Development of a Text Mining System for Summarising Sickle Cell Disease Research in Nigeria
Keywords:
Text Mining, Natural Language Processing (NLP), Sickle Cell Disease (SCD), Biomedical Literature, Web Crawler, Machine LearningAbstract
Information about diseased and healthy individuals is readily available online. Mining such biomedical content provides valuable insights into patients’ conditions and research trends. However, this content is scattered, and manually gathering relevant data using traditional search engines is both laborious and incomplete. This paper reviews an ongoing study that aims to develop a text mining system for summarising and predicting research findings on Sickle Cell Disease (SCD) in Nigeria.
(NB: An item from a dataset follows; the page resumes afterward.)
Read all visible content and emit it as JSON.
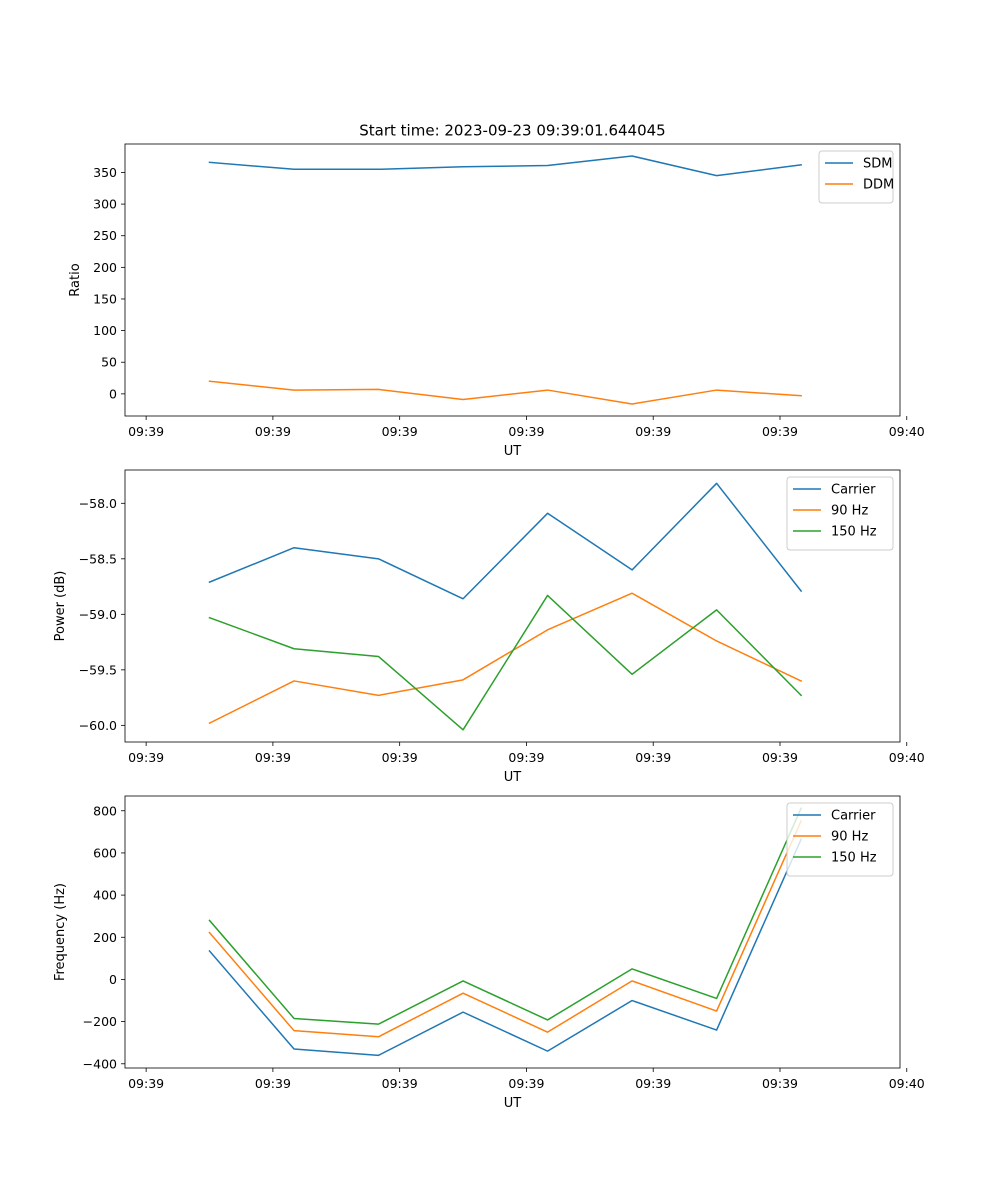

The system includes a focused web crawler equipped with natural language processing (NLP) tools to extract and summarise abstracts from relevant biomedical databases like PubMed and BMJ Journals. Designed with Python, the crawler effectively mimics search functions to systematically gather relevant data. Results show that the crawler successfully scraped structured data, including article titles and abstracts, using targeted keywords such as "sickcell Nigeria" and "sick cell Nigeria." The next step involves integrating NLP-based summarisation techniques to forecast research trends. This study advances biomedical text mining and provides a scalable solution for automating knowledge extraction in SCD research across Nigeria. Ongoing improvements aim to enhance the crawler’s robustness, enabling bulk page crawling and expansion to additional databases.